Простодушию мирян (мне — моему собственному) остается только поражаться: по мнению игумена Вениамина, они “по простоте душевной” приняли роман Николаевой как “веселую и где-то озорную критику местами замшелой церковной жизни”. Кроме этого веселья и озорства, оба рецензента заметили и ее снисходительность, и взгляд сверху вниз на наставников, на церковь… но нежность и грусть, горечь и любовь, боль и насмешку над самой собой замечать не захотели.

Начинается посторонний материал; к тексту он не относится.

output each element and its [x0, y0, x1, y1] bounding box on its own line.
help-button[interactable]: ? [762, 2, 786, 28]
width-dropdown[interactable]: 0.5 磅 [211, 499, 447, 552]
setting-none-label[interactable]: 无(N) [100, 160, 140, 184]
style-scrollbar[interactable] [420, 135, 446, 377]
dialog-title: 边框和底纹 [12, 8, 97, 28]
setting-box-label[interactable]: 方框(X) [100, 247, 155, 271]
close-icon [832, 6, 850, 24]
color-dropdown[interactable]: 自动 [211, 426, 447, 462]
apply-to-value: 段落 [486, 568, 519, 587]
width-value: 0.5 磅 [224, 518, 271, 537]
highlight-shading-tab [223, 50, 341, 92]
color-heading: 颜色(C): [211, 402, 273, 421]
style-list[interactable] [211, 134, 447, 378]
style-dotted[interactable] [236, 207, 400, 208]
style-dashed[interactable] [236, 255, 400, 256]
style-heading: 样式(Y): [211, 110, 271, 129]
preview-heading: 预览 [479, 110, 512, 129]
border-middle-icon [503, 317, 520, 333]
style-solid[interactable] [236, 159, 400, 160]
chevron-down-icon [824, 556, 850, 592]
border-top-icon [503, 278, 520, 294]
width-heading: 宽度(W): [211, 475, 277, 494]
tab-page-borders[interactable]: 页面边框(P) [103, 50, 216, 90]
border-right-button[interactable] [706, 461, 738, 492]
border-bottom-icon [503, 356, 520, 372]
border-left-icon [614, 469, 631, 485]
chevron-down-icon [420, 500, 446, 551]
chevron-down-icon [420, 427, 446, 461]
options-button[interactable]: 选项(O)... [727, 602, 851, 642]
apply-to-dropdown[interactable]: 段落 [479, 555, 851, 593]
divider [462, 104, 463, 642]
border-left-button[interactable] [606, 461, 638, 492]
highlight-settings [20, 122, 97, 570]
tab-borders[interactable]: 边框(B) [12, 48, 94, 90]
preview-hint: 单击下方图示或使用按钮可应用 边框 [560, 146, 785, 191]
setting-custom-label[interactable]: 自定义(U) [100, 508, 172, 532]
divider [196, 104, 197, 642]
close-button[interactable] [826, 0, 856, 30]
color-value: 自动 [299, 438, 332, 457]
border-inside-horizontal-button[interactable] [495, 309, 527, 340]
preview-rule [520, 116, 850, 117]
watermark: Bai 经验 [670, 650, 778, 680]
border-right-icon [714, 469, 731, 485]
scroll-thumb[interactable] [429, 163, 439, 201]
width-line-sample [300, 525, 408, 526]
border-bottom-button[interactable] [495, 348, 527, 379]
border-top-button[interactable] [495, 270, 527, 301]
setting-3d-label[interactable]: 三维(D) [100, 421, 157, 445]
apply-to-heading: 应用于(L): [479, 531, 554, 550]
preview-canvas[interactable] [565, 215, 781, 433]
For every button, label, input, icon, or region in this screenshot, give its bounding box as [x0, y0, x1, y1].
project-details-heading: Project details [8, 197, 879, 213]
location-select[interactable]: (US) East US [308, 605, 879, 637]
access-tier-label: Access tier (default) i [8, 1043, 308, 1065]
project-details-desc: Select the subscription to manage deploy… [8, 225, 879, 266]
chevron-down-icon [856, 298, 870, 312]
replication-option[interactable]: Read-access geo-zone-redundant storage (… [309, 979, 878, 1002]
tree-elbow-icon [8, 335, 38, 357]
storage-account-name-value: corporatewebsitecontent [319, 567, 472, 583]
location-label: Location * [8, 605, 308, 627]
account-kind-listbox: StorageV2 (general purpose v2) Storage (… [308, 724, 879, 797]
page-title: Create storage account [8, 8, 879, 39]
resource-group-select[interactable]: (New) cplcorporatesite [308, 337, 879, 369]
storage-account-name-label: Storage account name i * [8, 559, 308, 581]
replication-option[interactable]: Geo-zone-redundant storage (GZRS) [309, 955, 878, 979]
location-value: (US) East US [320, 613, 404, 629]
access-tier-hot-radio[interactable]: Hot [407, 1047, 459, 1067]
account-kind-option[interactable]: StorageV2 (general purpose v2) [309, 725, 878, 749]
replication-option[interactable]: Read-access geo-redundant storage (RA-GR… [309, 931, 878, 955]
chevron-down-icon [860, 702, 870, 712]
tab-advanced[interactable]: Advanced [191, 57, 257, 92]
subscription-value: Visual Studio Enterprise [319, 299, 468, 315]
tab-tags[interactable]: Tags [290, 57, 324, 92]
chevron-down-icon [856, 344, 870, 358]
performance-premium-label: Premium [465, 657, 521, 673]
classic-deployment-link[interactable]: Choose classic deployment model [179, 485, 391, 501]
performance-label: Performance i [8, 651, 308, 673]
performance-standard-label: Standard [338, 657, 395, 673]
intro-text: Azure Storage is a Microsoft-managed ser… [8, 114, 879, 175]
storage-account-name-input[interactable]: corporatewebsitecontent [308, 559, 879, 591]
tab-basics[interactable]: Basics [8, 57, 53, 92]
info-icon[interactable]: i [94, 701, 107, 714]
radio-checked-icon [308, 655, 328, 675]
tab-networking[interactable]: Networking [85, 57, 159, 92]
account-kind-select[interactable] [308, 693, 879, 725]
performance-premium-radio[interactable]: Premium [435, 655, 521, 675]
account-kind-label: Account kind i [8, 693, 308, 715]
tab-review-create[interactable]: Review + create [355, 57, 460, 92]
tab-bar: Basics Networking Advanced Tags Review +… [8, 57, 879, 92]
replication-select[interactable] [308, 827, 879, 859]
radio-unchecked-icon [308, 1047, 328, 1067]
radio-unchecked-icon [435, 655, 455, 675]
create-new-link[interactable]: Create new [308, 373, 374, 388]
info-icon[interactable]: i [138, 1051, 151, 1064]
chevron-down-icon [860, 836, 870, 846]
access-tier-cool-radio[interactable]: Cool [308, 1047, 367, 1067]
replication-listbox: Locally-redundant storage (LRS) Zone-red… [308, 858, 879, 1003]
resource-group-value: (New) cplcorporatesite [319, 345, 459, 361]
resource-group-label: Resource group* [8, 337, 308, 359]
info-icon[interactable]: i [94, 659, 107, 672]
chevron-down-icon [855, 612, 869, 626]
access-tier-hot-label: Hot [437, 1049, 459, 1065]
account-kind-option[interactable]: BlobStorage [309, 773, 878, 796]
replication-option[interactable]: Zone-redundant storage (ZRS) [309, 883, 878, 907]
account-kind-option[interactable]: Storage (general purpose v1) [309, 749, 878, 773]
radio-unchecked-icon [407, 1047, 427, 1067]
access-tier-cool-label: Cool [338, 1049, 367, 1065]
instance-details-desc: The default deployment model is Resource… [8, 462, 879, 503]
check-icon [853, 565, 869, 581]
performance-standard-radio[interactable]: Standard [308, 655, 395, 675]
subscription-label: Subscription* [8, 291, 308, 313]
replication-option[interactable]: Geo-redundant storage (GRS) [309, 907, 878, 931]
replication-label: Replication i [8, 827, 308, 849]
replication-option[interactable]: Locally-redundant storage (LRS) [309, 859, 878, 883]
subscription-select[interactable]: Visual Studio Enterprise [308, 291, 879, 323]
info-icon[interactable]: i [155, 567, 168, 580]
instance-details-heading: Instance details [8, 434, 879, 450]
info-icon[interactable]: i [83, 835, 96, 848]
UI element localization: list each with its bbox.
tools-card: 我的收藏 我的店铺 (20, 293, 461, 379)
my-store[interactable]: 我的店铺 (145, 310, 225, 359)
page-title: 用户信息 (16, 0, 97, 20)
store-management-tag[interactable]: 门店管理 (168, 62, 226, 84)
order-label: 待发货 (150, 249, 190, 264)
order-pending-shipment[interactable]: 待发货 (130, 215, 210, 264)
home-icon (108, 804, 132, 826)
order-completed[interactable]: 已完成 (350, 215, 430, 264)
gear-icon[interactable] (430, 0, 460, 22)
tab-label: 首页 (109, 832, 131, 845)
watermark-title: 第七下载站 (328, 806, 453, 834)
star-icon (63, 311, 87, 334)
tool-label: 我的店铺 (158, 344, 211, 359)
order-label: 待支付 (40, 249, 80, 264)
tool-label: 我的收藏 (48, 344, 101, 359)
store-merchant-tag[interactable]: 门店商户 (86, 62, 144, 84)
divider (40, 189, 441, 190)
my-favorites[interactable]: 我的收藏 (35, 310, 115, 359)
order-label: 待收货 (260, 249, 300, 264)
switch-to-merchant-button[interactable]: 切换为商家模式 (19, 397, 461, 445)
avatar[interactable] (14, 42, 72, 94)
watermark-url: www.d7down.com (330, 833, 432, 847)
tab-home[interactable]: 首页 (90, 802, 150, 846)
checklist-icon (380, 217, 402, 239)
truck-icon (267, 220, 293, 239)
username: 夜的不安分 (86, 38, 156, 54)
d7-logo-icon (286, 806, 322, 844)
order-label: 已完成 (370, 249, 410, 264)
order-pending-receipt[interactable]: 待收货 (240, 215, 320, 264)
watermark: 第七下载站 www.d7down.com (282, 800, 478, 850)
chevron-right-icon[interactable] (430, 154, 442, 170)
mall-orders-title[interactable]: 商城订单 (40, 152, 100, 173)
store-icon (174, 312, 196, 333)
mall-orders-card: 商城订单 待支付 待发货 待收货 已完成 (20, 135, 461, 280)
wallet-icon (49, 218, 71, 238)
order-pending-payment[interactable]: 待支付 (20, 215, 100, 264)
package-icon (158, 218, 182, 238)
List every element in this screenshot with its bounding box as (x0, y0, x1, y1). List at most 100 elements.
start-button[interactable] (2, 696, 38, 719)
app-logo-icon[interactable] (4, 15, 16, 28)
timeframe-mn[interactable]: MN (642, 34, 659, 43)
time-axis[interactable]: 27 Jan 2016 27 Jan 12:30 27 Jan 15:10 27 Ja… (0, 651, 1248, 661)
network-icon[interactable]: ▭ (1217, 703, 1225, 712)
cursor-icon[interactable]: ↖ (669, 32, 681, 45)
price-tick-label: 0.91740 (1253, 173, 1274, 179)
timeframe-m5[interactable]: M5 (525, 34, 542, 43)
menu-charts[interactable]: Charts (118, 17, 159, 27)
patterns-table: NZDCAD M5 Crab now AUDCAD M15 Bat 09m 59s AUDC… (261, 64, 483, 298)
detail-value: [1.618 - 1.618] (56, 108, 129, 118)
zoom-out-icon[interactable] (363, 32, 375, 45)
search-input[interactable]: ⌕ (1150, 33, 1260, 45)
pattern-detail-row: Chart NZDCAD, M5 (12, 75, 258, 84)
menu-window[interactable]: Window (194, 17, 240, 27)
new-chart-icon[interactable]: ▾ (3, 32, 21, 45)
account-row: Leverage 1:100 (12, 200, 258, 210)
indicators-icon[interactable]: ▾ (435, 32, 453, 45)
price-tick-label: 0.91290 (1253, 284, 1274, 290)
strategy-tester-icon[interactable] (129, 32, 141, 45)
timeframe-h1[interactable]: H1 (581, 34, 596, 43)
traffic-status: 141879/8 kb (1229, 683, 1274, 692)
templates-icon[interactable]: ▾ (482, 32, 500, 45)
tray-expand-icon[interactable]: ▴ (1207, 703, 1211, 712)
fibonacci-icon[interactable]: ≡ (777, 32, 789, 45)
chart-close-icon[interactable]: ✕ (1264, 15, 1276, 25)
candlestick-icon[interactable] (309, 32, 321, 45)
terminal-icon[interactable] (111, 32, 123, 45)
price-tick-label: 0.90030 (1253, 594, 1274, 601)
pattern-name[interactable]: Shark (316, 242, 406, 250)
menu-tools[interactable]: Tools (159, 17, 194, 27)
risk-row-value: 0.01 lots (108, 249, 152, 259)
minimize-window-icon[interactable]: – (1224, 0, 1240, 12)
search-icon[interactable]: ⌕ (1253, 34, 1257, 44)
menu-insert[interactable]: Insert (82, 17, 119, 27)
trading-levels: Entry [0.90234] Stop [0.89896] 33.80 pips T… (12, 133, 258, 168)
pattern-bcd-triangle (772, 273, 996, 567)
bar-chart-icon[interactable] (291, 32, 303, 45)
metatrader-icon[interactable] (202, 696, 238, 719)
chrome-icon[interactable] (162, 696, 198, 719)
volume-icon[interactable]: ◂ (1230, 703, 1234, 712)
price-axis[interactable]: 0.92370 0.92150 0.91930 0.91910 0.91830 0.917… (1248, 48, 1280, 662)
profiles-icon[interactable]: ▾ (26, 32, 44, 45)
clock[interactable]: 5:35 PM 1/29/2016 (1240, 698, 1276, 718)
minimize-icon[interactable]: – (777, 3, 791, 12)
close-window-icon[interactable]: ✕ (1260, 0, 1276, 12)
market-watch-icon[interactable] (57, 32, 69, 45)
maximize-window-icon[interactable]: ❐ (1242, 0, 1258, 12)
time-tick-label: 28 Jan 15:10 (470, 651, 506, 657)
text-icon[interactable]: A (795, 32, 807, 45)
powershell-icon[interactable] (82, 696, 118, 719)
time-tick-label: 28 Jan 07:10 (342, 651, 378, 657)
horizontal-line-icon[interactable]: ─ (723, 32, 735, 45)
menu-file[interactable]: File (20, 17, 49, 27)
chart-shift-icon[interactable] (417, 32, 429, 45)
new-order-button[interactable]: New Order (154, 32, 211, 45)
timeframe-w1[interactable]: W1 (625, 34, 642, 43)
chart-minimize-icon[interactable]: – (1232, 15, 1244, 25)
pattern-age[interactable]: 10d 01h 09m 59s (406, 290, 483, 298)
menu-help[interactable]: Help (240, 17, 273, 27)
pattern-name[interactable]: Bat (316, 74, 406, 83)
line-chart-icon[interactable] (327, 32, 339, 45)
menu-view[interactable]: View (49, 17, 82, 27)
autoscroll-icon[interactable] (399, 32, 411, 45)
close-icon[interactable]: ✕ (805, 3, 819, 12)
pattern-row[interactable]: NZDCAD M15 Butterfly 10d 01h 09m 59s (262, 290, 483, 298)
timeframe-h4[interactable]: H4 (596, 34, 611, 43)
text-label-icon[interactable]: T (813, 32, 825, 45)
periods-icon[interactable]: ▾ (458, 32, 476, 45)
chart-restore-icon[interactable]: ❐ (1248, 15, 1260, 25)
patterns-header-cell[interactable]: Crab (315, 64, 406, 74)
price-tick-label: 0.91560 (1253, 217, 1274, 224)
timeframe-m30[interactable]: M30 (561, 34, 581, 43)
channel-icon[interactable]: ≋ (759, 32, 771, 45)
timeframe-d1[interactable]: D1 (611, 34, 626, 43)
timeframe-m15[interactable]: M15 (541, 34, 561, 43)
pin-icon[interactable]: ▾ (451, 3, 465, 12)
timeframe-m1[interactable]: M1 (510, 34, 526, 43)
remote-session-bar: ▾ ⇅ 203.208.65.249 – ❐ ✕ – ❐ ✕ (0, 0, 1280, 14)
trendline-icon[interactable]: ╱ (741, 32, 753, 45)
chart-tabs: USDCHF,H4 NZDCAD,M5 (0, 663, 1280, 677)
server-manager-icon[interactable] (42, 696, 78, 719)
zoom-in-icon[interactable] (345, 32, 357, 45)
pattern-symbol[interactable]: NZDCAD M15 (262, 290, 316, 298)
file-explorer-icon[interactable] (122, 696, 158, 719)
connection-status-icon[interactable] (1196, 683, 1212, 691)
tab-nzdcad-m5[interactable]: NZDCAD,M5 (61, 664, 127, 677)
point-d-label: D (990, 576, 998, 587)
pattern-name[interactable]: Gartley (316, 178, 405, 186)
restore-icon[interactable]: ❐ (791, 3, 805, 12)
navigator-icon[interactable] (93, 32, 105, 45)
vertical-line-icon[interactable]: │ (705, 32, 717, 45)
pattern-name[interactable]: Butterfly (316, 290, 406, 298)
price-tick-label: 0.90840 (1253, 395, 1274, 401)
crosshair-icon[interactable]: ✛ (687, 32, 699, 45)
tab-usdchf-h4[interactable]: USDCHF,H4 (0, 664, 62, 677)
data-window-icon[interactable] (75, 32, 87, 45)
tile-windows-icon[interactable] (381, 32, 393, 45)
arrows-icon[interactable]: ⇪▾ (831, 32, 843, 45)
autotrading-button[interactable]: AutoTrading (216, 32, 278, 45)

Зато выясняется, что Николаева просто-таки ненавидит Запад, католичество, тенденции обновления церкви, вообще любые влияния извне. Только непонятно, как в ненависти можно было создать такой светлый образ отца Габриэля и вложить в его уста уже цитировавшиеся слова о церкви как живом организме. Кстати, только если искренне верить в то, что автор ненавидит Запад, понадобятся примечания специально для Николаевой, что, мол, Моцарт, которого слушает героиня, католик и масон. (А не человек и гений.) В этом случае основой сюжета и становится обличение Ерма и Лаврищева, переписка героини с самой собой от лица Ерма трактуется как заявление, что “на том же духовном уровне, мол, она тоже может”. В подделанном пропуске к игумену усматриваются элементы эротического и демонического: “Обычные буквы оказываются сексуально окрашенными: “Буква “П” почему-то выглядит вульгарно и блудно”, а “Р” с витиеватой ножкой” — весьма развязно”. Но ведь это подделка! Сами буквы здесь выглядят блудницами, обманщицами, прикидывающимися праведными и правильными — настоящими.
Как с грустью заметил однажды кто-то из моих знакомых: “Удивляюсь, как люди иногда ухитряются понимать друг друга”. Используя одни и те же слова, мы говорим на разных языках, и велико же непонимание, если художественное произведение прочитывается как донос.